Grant Mackay loves to create things. You can see it the minute you step inside his Salt Lake City headquarters. Colorful paintings hang on the walls in its three-story atrium, depicting life long ago in Salt Lake. An artist himself, Grant has done his fair share of painting, too. A sculpture, done by his own hands, sits in his office.
It is somewhat ironic then that a man who so loves the creative process would make his living tearing things down - and loving it. Since 1983, Grant Mackay Demolition Co. has grown into one of the largest demolition companies in the West.
Already, the company's resume is dotted with some of the highest profile projects in Utah history, most notably the demolition of the old Rice Stadium, which made way in 1997 for the facility that would hold the opening and closing ceremonies for the 2002 Winter Olympics. "We've been involved in some pretty high-profile jobs ever since," Grant says.
Starting from scratch
Grant worked at his father's demolition company while growing up. He studied to become an artist while in college, but the pressure of deadlines and the prospect of little pay for his efforts drove him back to the demolition business. However, when his father sold out in 1983, Grant faced a choice. "I thought, 'Gee, I don't want to work for somebody for the rest of my life.' So I went out and started my own company."
Grant Mackay Demolition Co. started small. Its first job was an interior demolition project in a Salt Lake City building that now houses the federal courthouse. Grant mortgaged his house to finance the project.
From 2005 to 2007, the company conducted its largest job, demolishing the Geneva Steel mill, which sat on 1,800 acres in Vineyard, Utah. The job called for the removal of 260,000 tons of steel. "We moved twice that in concrete," Grant says.
'The middle of a war zone'
Currently, Mackay's company is clearing nearly two city blocks in downtown Salt Lake City to make way for the mixed-use City Creek Center, a huge open-air mall that will feature condominiums and retail.
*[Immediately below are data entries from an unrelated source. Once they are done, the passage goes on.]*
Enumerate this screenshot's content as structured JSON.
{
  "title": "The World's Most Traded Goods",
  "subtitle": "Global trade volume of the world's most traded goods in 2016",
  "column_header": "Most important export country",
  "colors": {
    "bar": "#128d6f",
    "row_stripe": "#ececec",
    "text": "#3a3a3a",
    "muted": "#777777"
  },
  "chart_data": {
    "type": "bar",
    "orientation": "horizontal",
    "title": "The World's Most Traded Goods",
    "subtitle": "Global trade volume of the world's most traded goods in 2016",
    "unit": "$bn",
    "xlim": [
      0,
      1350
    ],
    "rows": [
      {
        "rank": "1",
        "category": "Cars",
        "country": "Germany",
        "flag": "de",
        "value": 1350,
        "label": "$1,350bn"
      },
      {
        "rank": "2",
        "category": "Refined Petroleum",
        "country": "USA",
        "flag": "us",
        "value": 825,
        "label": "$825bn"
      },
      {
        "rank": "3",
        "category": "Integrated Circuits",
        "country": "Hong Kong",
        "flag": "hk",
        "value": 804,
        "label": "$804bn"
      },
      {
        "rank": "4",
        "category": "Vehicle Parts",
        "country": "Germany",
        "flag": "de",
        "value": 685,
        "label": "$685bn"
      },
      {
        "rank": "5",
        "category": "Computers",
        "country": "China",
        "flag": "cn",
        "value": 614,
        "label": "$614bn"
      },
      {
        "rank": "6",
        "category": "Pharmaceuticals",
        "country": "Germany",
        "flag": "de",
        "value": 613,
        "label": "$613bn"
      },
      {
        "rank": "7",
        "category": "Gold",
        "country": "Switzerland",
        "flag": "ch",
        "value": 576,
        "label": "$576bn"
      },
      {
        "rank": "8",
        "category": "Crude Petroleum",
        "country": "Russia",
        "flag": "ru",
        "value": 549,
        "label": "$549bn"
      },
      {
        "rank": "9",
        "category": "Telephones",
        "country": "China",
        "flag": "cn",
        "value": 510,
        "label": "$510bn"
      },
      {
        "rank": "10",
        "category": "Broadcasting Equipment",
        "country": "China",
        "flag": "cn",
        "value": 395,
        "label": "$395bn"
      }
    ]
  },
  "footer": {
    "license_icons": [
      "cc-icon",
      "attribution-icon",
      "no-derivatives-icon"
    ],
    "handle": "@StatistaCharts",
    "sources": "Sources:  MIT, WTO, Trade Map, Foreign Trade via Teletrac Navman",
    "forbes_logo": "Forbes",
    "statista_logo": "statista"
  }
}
Deep down in that pit, a full two stories below street level, you'll find Grant's instruments of choice - his brushes, if you will. They are a fleet of some of Volvo Construction Equipment's heaviest excavators, ranging from the 42-ton Volvo EC360B to the powerful 75-ton Volvo EC700B.
On this day, one of the latter effortlessly was loading a trailer with tons of concrete, sorting rebar from rubble as it worked. On the other side, a Volvo EC360B spent a few minutes dismantling an industrial-sized chiller, pushing it around like a tin can as it helped enable workers to salvage the thousands of dollars worth of copper contained within.
Grant Mackay Demolition Co. picked up its first Volvo excavator in 2000. "I haven't ever looked back," Grant says. "I really like the Volvos. I even like their paint jobs." But even with his artistic flair, this demolition contractor isn't concerned about looks. In demolition, you can't be. "What we do is like bringing a machine to Iraq or to the middle of a war zone, because that's really what we're doing," Grant says.
Project manager Joel Christiansen says he's thankful for the Volvos. "Me personally, I like them better than any of the other brands," he says. "This is a very hard business on an excavator. We've had much less breakage. Quite frankly, in eight months since we started this project, we haven't had a breakdown."